Projectile fragmentation studies using F, Ne, and Na isotopes

Projectile fragmentation is one of the techniques used at nuclear science facilities around the world for the production and study of rare isotopes. In the inverse kinematics reaction, a heavy high energy primary beam impinges on a reaction target producing an excited pre-fragment that soon decays - in a time range between $10^{-9}$ and $10^{-21}$ s - by emission of neutrons and gamma rays. The result is a secondary beam of radioactive nuclei suited for each experiment's needs, but the short lifetime of the pre-fragments prevents direct observation. However, an indirect analysis can be conducted from the reaction products. Neutron multiplicities and the excitation energies of the final fragments are in fact related to the pre-fragments produced in the target and this relationship is expected to be enhanced for final fragments with mass number closest to the reacting beam.

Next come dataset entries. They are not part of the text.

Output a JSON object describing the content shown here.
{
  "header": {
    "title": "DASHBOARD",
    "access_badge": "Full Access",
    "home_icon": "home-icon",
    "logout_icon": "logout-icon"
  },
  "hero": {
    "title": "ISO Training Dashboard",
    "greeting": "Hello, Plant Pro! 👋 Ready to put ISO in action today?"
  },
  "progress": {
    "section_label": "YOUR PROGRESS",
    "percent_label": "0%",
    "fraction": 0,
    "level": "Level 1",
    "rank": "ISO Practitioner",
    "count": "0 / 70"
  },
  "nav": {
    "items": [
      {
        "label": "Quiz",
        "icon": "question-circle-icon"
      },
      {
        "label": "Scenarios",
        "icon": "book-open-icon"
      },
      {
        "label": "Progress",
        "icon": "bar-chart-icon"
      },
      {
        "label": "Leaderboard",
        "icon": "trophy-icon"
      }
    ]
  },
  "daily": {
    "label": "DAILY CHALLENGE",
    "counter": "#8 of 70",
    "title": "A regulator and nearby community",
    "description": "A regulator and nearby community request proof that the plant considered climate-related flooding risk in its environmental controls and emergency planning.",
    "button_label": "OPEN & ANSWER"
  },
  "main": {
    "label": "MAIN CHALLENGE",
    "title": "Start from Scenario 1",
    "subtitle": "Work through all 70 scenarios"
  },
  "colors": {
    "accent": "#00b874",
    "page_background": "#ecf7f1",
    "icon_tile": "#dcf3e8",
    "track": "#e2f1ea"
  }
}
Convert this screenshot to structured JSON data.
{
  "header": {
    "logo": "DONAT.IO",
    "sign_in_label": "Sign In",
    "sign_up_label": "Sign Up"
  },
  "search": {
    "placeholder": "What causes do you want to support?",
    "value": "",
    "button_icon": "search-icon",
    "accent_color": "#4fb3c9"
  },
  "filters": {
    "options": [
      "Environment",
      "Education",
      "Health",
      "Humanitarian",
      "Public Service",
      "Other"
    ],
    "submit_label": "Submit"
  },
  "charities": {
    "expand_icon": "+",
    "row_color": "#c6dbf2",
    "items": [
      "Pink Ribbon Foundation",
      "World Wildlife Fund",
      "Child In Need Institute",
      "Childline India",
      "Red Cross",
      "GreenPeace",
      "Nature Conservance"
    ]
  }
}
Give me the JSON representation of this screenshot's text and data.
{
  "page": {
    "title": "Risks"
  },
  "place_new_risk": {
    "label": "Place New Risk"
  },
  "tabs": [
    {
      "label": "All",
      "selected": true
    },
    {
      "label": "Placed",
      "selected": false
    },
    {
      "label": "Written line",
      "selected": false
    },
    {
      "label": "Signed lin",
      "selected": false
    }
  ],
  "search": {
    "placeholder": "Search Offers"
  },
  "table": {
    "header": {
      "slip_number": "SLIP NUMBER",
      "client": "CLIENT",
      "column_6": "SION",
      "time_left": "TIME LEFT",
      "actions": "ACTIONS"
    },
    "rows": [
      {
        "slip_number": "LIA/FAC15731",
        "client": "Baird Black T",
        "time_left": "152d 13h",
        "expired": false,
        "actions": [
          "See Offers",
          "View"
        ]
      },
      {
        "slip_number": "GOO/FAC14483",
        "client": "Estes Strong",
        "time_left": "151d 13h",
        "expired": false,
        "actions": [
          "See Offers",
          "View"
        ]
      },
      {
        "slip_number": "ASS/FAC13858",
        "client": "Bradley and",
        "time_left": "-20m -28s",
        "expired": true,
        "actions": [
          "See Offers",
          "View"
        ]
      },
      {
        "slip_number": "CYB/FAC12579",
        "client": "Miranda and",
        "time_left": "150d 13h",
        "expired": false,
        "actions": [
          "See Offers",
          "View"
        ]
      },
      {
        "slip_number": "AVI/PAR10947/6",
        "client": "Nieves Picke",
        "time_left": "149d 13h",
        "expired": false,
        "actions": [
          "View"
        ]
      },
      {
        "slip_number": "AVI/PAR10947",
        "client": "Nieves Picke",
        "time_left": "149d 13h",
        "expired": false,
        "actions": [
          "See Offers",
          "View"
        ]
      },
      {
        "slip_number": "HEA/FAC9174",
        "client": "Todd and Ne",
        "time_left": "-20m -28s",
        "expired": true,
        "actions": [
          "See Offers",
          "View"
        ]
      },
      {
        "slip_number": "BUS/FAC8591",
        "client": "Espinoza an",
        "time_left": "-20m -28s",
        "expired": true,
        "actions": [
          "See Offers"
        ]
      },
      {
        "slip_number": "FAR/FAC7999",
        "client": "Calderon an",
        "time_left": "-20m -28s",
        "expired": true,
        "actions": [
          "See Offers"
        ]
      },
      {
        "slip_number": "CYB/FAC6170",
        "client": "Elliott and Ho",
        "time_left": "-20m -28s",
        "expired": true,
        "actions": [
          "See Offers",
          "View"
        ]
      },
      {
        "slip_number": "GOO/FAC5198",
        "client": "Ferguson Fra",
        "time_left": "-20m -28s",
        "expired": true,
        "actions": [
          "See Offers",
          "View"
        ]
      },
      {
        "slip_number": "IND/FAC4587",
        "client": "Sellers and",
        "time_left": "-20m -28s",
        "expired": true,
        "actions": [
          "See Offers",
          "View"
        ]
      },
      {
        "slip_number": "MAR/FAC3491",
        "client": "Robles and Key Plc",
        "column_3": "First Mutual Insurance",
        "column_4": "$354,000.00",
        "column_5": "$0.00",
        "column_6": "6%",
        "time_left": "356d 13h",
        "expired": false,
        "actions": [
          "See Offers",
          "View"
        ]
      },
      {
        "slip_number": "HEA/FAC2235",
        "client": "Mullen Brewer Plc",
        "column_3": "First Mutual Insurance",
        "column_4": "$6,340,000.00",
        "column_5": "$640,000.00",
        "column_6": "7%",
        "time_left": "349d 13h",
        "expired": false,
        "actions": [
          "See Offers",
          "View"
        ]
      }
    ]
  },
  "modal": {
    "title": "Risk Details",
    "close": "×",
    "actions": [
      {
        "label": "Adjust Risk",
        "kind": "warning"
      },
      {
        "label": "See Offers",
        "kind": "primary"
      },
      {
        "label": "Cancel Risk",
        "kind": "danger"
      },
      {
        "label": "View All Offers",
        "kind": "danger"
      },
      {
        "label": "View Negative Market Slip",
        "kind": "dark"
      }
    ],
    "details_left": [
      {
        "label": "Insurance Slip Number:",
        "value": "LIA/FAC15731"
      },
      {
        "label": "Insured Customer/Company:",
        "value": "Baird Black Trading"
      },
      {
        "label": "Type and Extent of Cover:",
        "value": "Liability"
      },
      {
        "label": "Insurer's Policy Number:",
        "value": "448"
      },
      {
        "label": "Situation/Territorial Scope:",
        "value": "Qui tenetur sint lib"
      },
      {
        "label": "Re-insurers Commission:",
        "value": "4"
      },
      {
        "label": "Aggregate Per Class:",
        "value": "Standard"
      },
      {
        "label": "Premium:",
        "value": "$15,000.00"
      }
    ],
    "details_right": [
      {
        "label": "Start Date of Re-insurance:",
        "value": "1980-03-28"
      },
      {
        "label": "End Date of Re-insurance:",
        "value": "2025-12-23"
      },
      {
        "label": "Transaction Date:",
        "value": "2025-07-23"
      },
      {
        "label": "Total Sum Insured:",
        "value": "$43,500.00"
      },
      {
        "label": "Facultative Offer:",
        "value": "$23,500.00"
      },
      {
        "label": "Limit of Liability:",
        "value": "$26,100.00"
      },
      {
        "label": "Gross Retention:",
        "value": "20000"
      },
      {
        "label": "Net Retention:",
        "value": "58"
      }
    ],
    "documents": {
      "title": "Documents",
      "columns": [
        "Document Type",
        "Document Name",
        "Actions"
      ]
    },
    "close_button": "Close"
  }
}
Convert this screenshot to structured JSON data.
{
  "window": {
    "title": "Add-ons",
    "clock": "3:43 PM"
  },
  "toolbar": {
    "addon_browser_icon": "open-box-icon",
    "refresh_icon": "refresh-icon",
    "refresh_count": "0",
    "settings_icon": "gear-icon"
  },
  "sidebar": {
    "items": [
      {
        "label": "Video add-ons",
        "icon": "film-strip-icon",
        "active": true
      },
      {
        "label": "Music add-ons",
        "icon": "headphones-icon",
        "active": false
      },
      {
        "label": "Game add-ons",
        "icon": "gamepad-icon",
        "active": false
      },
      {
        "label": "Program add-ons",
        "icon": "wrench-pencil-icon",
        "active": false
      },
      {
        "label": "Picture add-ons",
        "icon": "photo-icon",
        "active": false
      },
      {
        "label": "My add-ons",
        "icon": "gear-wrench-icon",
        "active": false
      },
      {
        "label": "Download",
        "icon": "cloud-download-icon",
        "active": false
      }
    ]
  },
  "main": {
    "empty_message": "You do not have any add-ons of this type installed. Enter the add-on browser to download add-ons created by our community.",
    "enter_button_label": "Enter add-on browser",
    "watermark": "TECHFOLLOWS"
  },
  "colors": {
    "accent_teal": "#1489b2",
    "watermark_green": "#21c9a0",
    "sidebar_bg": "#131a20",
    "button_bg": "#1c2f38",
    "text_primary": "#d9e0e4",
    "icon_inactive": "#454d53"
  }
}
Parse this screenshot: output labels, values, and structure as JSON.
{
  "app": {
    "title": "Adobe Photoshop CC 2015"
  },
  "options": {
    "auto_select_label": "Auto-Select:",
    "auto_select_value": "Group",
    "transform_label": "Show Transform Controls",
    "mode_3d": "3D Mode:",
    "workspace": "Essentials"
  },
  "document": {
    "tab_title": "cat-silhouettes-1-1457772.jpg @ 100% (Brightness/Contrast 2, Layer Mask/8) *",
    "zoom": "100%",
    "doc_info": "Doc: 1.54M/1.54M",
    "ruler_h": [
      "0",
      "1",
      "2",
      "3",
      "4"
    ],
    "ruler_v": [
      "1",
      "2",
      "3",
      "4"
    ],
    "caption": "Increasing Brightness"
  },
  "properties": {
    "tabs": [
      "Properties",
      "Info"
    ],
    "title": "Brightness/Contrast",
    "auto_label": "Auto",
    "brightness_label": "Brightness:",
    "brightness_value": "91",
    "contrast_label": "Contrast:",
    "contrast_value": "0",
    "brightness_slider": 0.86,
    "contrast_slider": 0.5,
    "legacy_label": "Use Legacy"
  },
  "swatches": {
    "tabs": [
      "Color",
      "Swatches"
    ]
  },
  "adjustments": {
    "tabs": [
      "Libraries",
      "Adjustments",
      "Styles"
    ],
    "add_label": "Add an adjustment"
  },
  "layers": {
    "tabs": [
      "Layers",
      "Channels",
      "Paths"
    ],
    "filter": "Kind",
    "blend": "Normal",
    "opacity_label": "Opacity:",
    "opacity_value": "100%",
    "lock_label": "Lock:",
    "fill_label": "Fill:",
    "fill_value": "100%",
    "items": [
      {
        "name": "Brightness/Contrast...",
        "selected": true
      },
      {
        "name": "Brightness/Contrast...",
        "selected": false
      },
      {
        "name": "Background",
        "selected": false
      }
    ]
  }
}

The experiment was performed at the National Superconducting Cyclotron Laboratory (NSCL), where a $^{32}Mg$ beam at 86 MeV/u was impinged on a $^{9}Be$ reaction target. The MoNA Collaboration measured neutron multiplicities and kinetic energy spectra for neutrons in coincidence with sodium, neon, and fluorine final fragments in order to study the reaction mechanisms in the production of specific pre-fragments.